The organisation, which was formed in August 2020, also said in June of this year that the majority of centres across the UK who responded to a survey were running at a loss greater than 30 per cent, and mostly greater than 40 per cent. That comes after the AIP said in October that out of about 1,100 play centres in the UK and Northern Ireland, around 100 had folded since the country locked down in March.

The Bubbles Factory is a purpose-built centre that opened in 2010 after investment of more than £1 million, more than half of which came from the Scottish Government’s £60 million Town Centre Regeneration Fund.

In the interim it has picked up accolades such as the Play Providers Association award for the UK’s best new indoor soft play area and cafe – and it had 14 staff before the pandemic. However, this has now been reduced significantly. “We’re keeping it very low key, because we can't afford to make one mistake in terms of the costings and the costs going forward,” says Mr Hannah.

He also notes that trampoline parks have been able to reopen sooner, a point also stressed by fellow soft play business owner Sarah Davidson, who also protested at the Scottish Parliament.

She says she has found the way the sector has been treated “incredibly frustrating”, while other industries with comparable risk factors have been allowed to reopen much sooner. “It just feels that we've been sort of singled out. The decision-making is bizarre.”

Ms Davidson is not opening her Whale of A Time centre in Glasgow’s Shawlands until August 5. “Getting the go-ahead [on Tuesday July 13] at two o'clock does not give you a lot of time when your business has been in hibernation for 16 months. I'd also lost my whole team, so it's starting with them again, getting everybody retrained and getting everything up and running.”

She also feels as if her progress has been undone, having pre-pandemic had a business with no debt, but one that nobody would want to buy just now. “It's just so painful to have to now start from scratch... I sold my house to buy my business.

"I've now got tens of thousands of pounds worth of debt, which if I hadn't taken on, I would have gone bust. But I had no choice to do that, because I was given practically no sustainable funding that would keep me going for 16 months.”

Neither Mr Hannah nor Ms Davidson want to downplay the health risks of Covid, but rather take a realistic and pragmatic approach. While children are obviously mixing with relatives in higher-risk age groups, a recently published study found that the overall mortality rate of Covid in children is two per million.

Ms Davidson says: “I fully appreciate that my business should have been closed when it wasn't safe to open. But I question the length of time that I've been closed for.”

She also believes the Scottish Government “should have recognised the importance of children's play and put children and those kind of decisions at the heart of their decision-making”.

Both agree that the recovery will be a slow process, particularly as centres have reopened at what is not exactly peak season for the sector – the summer, and during a particularly warm spell this summer when children are inevitably heading outdoors.

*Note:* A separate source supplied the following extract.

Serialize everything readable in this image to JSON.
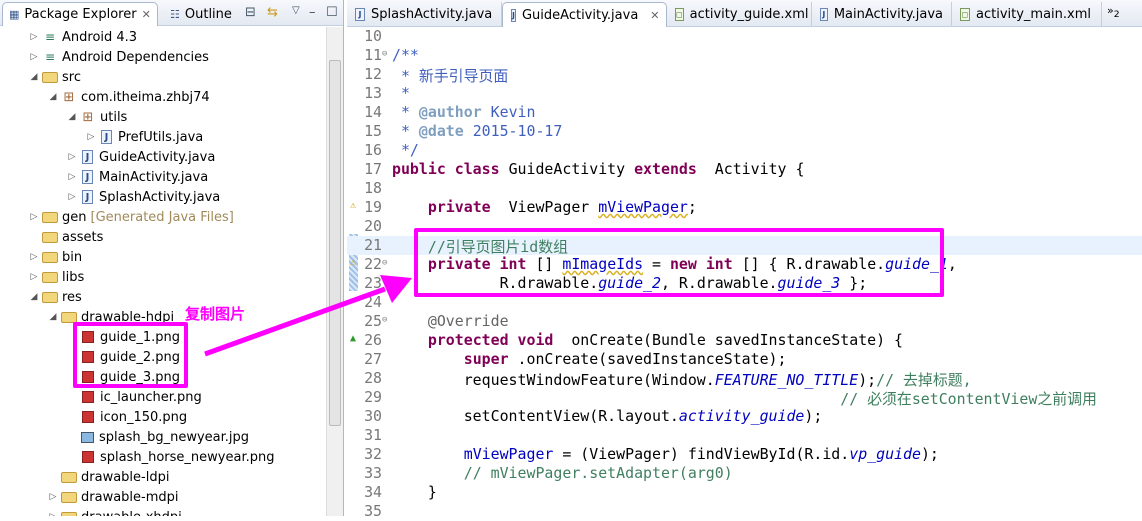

Looking ahead, Mr Hannah says that “coming out of the pandemic the job of social interaction and exercise, and bringing families together in a fun environment would be the thing that you'd be pushing forward and building on”.

He cites the “fear” in the eyes of children about returning to mix with larger groups, while from a staff perspective there has been the toll on mental health of venues being closed for so long – and then having to fire on all cylinders to prepare in a short space of time to reopen. “That crushes you as well. You really do lose sleep over what's happening, and what the future holds.”

In terms of getting further government support for the sector, he says the authorities should look at what they can now do rather than at the past. “You don't drive a car looking in the rearview mirror."